It’s Time To Shut Ottawa Senators Captain Jason Spezza Down Until After The Olympics


There is no doubt that Jason Spezza is a world class talent and one of the best players in the NHL.  Check that.  There is no doubt that a HEALTHY Spezza is that.

Jan 18, 2014; Ottawa, Ontario, CAN; New York Rangers goalie Cam Talbot (33) blocks a shot from Ottawa Senators center Jason Spezza (19) in the third period at the Canadian Tire Centre. The Rangers defeated the Senators 4-1. Mandatory Credit: Marc DesRosiers-USA TODAY Sports

Give him credit for trying, but right now, Spezza is not healthy.  I watched him during a first period shift against the Rangers, and he simply can’t skate at the level he needs to be to be effective.  His back, or hip simply hasn’t recovered to the point where he can do the things he is used to doing, and it is hurting the team. Whatever it is, it also has had a big effect on his faceoff ability as well.  Since he returned from his most recent absence, he has been over 50% just once in 5 games, and has been under 40% 3 times.  That is noticeable because he is still at 55% on the season, so it has been quite a dropoff.

The solution, in my mind, is to shut him down until after the Olympic break.  With 2 lines going pretty well on most nights and a Zack Smith line that has been pretty effective, a 50% Spezza isn’t required.

The Senators have 10 games remaining between now and the Olympic break.  Those 10 games could will be important for the playoff race, but won’t likely make or break the Senators chances.  And Spezza, playing as he looks right now, isn’t going to be a difference maker in that push.

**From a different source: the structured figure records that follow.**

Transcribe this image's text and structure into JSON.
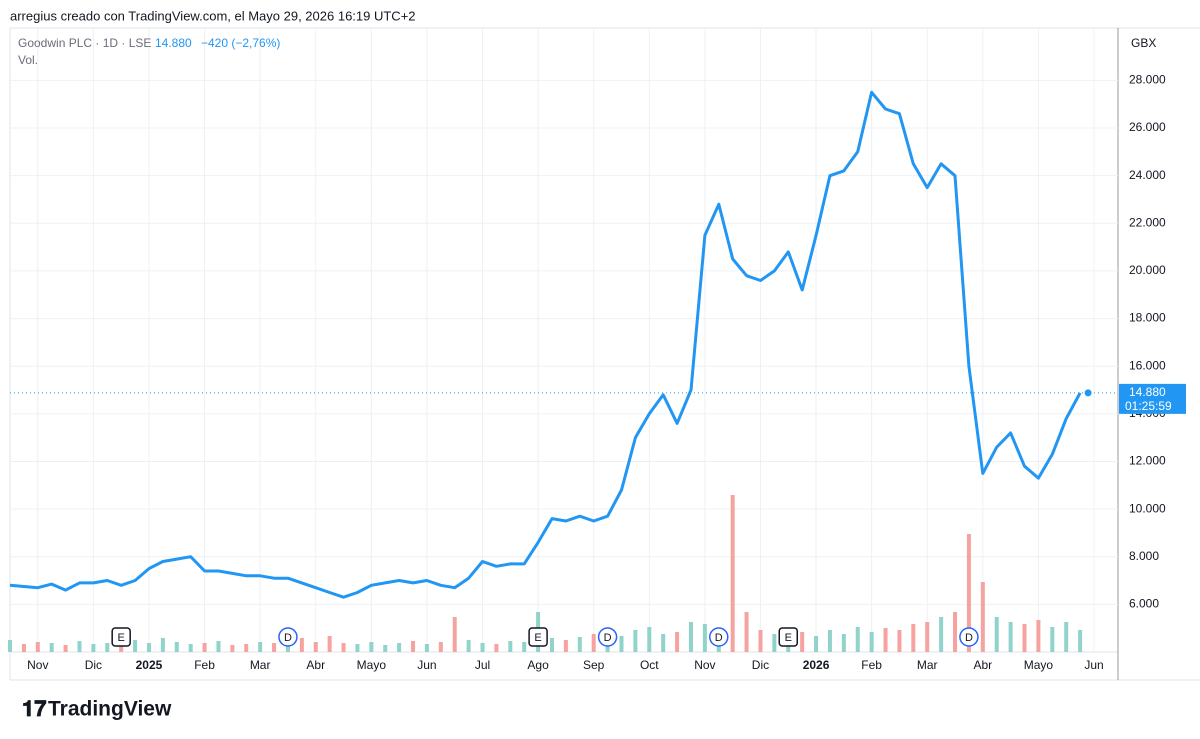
{
  "header": {
    "credit": "arregius creado con TradingView.com, el Mayo 29, 2026 16:19 UTC+2",
    "logo": "TradingView"
  },
  "chart_data": {
    "type": "line",
    "title": "Goodwin PLC · 1D · LSE",
    "last_price": 14880,
    "last_price_label": "14.880",
    "change_label": "−420 (−2,76%)",
    "countdown": "01:25:59",
    "currency": "GBX",
    "categories": [
      null,
      null,
      "Nov",
      null,
      null,
      null,
      "Dic",
      null,
      null,
      null,
      "2025",
      null,
      null,
      null,
      "Feb",
      null,
      null,
      null,
      "Mar",
      null,
      null,
      null,
      "Abr",
      null,
      null,
      null,
      "Mayo",
      null,
      null,
      null,
      "Jun",
      null,
      null,
      null,
      "Jul",
      null,
      null,
      null,
      "Ago",
      null,
      null,
      null,
      "Sep",
      null,
      null,
      null,
      "Oct",
      null,
      null,
      null,
      "Nov",
      null,
      null,
      null,
      "Dic",
      null,
      null,
      null,
      "2026",
      null,
      null,
      null,
      "Feb",
      null,
      null,
      null,
      "Mar",
      null,
      null,
      null,
      "Abr",
      null,
      null,
      null,
      "Mayo",
      null,
      null,
      null,
      "Jun"
    ],
    "series": [
      {
        "name": "Goodwin PLC · 1D · LSE",
        "color": "#2196f3",
        "values": [
          6800,
          6750,
          6700,
          6850,
          6600,
          6900,
          6900,
          7000,
          6800,
          7000,
          7500,
          7800,
          7900,
          8000,
          7400,
          7400,
          7300,
          7200,
          7200,
          7100,
          7100,
          6900,
          6700,
          6500,
          6300,
          6500,
          6800,
          6900,
          7000,
          6900,
          7000,
          6800,
          6700,
          7100,
          7800,
          7600,
          7700,
          7700,
          8600,
          9600,
          9500,
          9700,
          9500,
          9700,
          10800,
          13000,
          14000,
          14800,
          13600,
          15000,
          21500,
          22800,
          20500,
          19800,
          19600,
          20000,
          20800,
          19200,
          21500,
          24000,
          24200,
          25000,
          27500,
          26800,
          26600,
          24500,
          23500,
          24500,
          24000,
          16000,
          11500,
          12600,
          13200,
          11800,
          11300,
          12300,
          13800,
          14880,
          null
        ]
      },
      {
        "name": "Vol.",
        "up_color": "#8fd3cb",
        "down_color": "#f4a3a0",
        "values": [
          12,
          8,
          10,
          9,
          7,
          11,
          8,
          9,
          10,
          12,
          9,
          14,
          10,
          8,
          9,
          11,
          7,
          8,
          10,
          9,
          12,
          14,
          10,
          16,
          9,
          8,
          10,
          7,
          9,
          11,
          8,
          10,
          35,
          12,
          9,
          8,
          11,
          10,
          40,
          14,
          12,
          15,
          18,
          20,
          16,
          22,
          25,
          18,
          20,
          30,
          28,
          24,
          157,
          40,
          22,
          18,
          24,
          20,
          16,
          22,
          18,
          25,
          20,
          24,
          22,
          28,
          30,
          35,
          40,
          118,
          70,
          35,
          30,
          28,
          32,
          25,
          30,
          22,
          null
        ]
      }
    ],
    "events": [
      {
        "label": "E",
        "category_index": 8
      },
      {
        "label": "D",
        "category_index": 20
      },
      {
        "label": "E",
        "category_index": 38
      },
      {
        "label": "D",
        "category_index": 43
      },
      {
        "label": "D",
        "category_index": 51
      },
      {
        "label": "E",
        "category_index": 56
      },
      {
        "label": "D",
        "category_index": 69
      }
    ],
    "ylim": [
      4000,
      30200
    ],
    "yticks": [
      {
        "value": 6000,
        "label": "6.000"
      },
      {
        "value": 8000,
        "label": "8.000"
      },
      {
        "value": 10000,
        "label": "10.000"
      },
      {
        "value": 12000,
        "label": "12.000"
      },
      {
        "value": 14000,
        "label": "14.000"
      },
      {
        "value": 16000,
        "label": "16.000"
      },
      {
        "value": 18000,
        "label": "18.000"
      },
      {
        "value": 20000,
        "label": "20.000"
      },
      {
        "value": 22000,
        "label": "22.000"
      },
      {
        "value": 24000,
        "label": "24.000"
      },
      {
        "value": 26000,
        "label": "26.000"
      },
      {
        "value": 28000,
        "label": "28.000"
      }
    ],
    "grid": true
  }
}
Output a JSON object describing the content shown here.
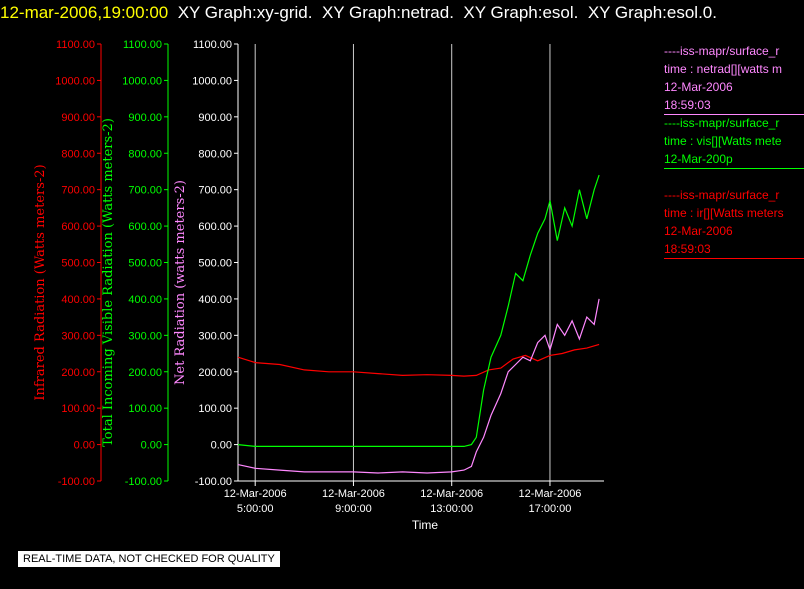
{
  "header": {
    "date": "12-mar-2006,19:00:00",
    "titles": [
      "XY Graph:xy-grid.",
      "XY Graph:netrad.",
      "XY Graph:esol.",
      "XY Graph:esol.0."
    ]
  },
  "legend": [
    {
      "line": "----iss-mapr/surface_r",
      "var": "time : netrad[][watts m",
      "date": "12-Mar-2006",
      "time": "18:59:03",
      "color": "#ff88ff"
    },
    {
      "line": "----iss-mapr/surface_r",
      "var": "time : vis[][Watts mete",
      "date": "12-Mar-200p",
      "time": "",
      "color": "#00ff00"
    },
    {
      "line": "----iss-mapr/surface_r",
      "var": "time : ir[][Watts meters",
      "date": "12-Mar-2006",
      "time": "18:59:03",
      "color": "#ff0000"
    }
  ],
  "qc_note": "REAL-TIME DATA, NOT CHECKED FOR QUALITY",
  "chart_data": {
    "type": "line",
    "xlabel": "Time",
    "x_range_hours": [
      4.3,
      19.2
    ],
    "x_ticks": [
      {
        "hour": 5,
        "date": "12-Mar-2006",
        "time": "5:00:00"
      },
      {
        "hour": 9,
        "date": "12-Mar-2006",
        "time": "9:00:00"
      },
      {
        "hour": 13,
        "date": "12-Mar-2006",
        "time": "13:00:00"
      },
      {
        "hour": 17,
        "date": "12-Mar-2006",
        "time": "17:00:00"
      }
    ],
    "y_range": [
      -100,
      1100
    ],
    "y_ticks": [
      "-100.00",
      "0.00",
      "100.00",
      "200.00",
      "300.00",
      "400.00",
      "500.00",
      "600.00",
      "700.00",
      "800.00",
      "900.00",
      "1000.00",
      "1100.00"
    ],
    "axes": [
      {
        "label": "Infrared Radiation (Watts meters-2)",
        "color": "#ff0000"
      },
      {
        "label": "Total Incoming Visible Radiation (Watts meters-2)",
        "color": "#00ff00"
      },
      {
        "label": "Net Radiation (watts meters-2)",
        "color": "#ff88ff"
      }
    ],
    "series": [
      {
        "color": "#ff0000",
        "x": [
          4.3,
          5,
          6,
          7,
          8,
          9,
          10,
          11,
          12,
          13,
          13.5,
          14,
          14.5,
          15,
          15.5,
          16,
          16.5,
          17,
          17.5,
          18,
          18.5,
          19
        ],
        "y": [
          240,
          225,
          220,
          205,
          200,
          200,
          195,
          190,
          192,
          190,
          188,
          190,
          205,
          210,
          235,
          245,
          230,
          245,
          250,
          260,
          265,
          275
        ]
      },
      {
        "color": "#00ff00",
        "x": [
          4.3,
          5,
          6,
          7,
          8,
          9,
          10,
          11,
          12,
          13,
          13.5,
          13.8,
          14,
          14.3,
          14.6,
          15,
          15.3,
          15.6,
          15.9,
          16.2,
          16.5,
          16.8,
          17,
          17.3,
          17.6,
          17.9,
          18.2,
          18.5,
          18.8,
          19
        ],
        "y": [
          0,
          -5,
          -5,
          -5,
          -5,
          -5,
          -5,
          -5,
          -5,
          -5,
          -5,
          0,
          20,
          150,
          240,
          300,
          380,
          470,
          450,
          520,
          580,
          620,
          670,
          560,
          650,
          600,
          700,
          620,
          700,
          740
        ]
      },
      {
        "color": "#ff88ff",
        "x": [
          4.3,
          5,
          6,
          7,
          8,
          9,
          10,
          11,
          12,
          13,
          13.5,
          13.8,
          14,
          14.3,
          14.6,
          15,
          15.3,
          15.6,
          15.9,
          16.2,
          16.5,
          16.8,
          17,
          17.3,
          17.6,
          17.9,
          18.2,
          18.5,
          18.8,
          19
        ],
        "y": [
          -55,
          -65,
          -70,
          -75,
          -75,
          -75,
          -78,
          -75,
          -78,
          -75,
          -70,
          -60,
          -20,
          20,
          80,
          140,
          200,
          220,
          240,
          230,
          280,
          300,
          260,
          330,
          300,
          340,
          290,
          350,
          330,
          400
        ]
      }
    ]
  }
}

If the Senators were to shut him down today, it would be 5 and a half weeks until their first game following the Olympic break.  I’m not a doctor, but given the fact he is still playing, that should be plenty of time to allow him to rehab whatever is ailing him to get to the point where he is close to 100%, and at that point he could be a positive influence on the team and create the type of offensive chances we are accustomed to.